There have been many questions asked in this chapter of Isaiah; mainly to help us better understand the greatness of God and the smallness of man.  The answer to all of the questions, including those asked in verse 21, is in verse 22: “It is he that sitteth upon the circle of the earth…” 

God sits upon the circle of the earth.  I’m not exactly sure what that means, but one commentator did say it meant that he sits on the heavens that encircle the earth.  Whatever exactly it is that He does, it is clear that we can not do it.  It is also clear that, in comparison to Him, we are “as grasshoppers”.  Compared to the greatness of God, we are tiny and insignificant creatures.  When the Bible refers to people as “grasshoppers” and “worms” and “dust” and things like that, it kind of puts a lid on our pride.  We tend to get puffed up about our own importance, but it is important to remember that, apart from Him, we are nothing.  It is only because of Him that we are anything.  It is in Him and through Him that we find our true worth and value. 

God gives us another glimpse into His vast power in verse 22 with this statement: “…stretcheth out the heavens as a curtain, and spreadeth them out as a tent to dwell in”.  I enjoy camping, but setting up the tent is not usually all that enjoyable.  Sometimes the tent is difficult to set up.  But while I struggle with setting up a small tent to sleep one or two people, God has no problem at all setting up His “tent” – the heavens.  God speaks His “tent” into existence (I wish that worked for me).  God is so great that the vast and innumerable stars and planets and galaxies are like a curtain or a tent to Him.  I am going to think of this verse the next time I’m outside in the dark and look up at the stars.  God considers them like I would consider a curtain or tent.  What a truly amazing God we serve!

Isaiah 40:20

On a personal note, I am back from church camp and we had a great time.  I learned a few things and I think I came home closer to the Lord than I was when I left.  I would like to thank my father in law, who posted my entries while I was gone.

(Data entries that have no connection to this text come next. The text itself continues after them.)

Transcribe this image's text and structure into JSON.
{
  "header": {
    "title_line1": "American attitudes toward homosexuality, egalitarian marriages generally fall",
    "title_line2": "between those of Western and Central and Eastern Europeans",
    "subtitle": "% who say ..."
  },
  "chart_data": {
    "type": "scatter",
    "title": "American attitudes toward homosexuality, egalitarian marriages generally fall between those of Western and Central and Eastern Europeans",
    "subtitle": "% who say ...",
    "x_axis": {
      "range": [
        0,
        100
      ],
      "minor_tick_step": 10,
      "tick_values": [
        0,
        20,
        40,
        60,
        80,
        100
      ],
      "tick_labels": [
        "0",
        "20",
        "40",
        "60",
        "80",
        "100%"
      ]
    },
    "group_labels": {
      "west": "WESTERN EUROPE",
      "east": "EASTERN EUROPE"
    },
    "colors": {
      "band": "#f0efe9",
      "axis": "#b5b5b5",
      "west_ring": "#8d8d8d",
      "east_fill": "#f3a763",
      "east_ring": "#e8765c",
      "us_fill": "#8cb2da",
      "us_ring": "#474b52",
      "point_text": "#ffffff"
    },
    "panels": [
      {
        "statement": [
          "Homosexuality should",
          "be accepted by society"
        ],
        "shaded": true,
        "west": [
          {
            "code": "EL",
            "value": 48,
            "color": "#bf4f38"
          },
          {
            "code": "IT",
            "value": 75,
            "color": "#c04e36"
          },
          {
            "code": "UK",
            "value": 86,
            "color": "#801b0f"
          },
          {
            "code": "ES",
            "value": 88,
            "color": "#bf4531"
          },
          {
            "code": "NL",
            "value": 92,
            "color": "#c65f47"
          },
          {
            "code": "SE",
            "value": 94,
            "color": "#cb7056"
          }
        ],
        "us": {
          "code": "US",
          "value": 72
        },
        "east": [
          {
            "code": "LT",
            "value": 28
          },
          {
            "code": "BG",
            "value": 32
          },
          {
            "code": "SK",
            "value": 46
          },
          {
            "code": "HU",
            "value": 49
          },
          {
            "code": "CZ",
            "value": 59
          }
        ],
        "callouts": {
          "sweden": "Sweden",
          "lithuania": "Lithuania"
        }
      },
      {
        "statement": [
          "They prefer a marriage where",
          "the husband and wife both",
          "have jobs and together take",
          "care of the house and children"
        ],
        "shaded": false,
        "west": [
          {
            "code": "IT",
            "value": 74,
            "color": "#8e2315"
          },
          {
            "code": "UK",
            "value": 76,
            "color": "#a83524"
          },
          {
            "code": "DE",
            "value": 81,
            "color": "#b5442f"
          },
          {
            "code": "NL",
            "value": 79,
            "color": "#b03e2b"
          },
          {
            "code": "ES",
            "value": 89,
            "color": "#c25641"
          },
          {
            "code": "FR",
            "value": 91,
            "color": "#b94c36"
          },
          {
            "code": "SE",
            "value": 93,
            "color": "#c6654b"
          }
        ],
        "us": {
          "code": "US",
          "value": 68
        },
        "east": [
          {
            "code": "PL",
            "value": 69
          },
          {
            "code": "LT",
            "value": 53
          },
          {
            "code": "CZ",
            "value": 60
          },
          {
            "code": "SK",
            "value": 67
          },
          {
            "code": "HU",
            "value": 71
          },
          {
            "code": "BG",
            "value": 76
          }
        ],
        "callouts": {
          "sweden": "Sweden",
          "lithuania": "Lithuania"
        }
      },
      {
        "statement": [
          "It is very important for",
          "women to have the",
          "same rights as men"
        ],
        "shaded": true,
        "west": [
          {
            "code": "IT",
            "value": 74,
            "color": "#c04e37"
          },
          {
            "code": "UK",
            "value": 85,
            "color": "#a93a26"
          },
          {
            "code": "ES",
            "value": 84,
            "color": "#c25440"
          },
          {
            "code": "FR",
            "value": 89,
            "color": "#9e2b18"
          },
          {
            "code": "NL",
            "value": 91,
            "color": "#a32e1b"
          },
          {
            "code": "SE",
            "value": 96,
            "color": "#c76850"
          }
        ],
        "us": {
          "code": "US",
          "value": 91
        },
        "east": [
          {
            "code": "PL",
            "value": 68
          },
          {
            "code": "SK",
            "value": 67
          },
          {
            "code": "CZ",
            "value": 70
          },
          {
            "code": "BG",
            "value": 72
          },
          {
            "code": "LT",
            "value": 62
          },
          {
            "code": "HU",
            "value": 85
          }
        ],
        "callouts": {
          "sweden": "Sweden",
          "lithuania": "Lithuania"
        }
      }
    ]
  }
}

He that is so impoverished that he hath no oblation chooseth a tree that will not rot; he seeketh unto him a cunning workman to prepare a graven image, that shall not be moved.

Isaiah 40:20

Continuing on in Isaiah 40 with all of the wonderful imagery of the Lord and just how great and powerful He is.  Verse 20 continues the thought of verse 19, in which false idols made of silver and gold are mocked.  In this verse, we get those idols of people who are too poor for gold and silver idols.

The poor people who can’t afford the silver and gold idols have to find a tree that “will not rot” (as it would be bad form for your “god” to be destroyed by termites or rain).  Then they find someone who can fashion the piece of wood into something that resembles an idol.  Then they worship it as a god, asking it for favour and for deliverance.  We can easily see the silliness of such a thing, but how many people over the ages have lived and died praying to an inanimate object?  How many people even today worship at the feet of something that can not hear them and has absolutely no power of it’s own?

Today, our idols are usually not made of silver or gold or even wood.  But, make no mistake, there are many idols around that keep us from wholly serving the true and living God.  May we root out everything in our lives that may be keeping us from Him.  Just as a piece of wood can not do anything for you, nothing that we put in front of Him can do anything for you.  Follow the living God, not the dead things of the world.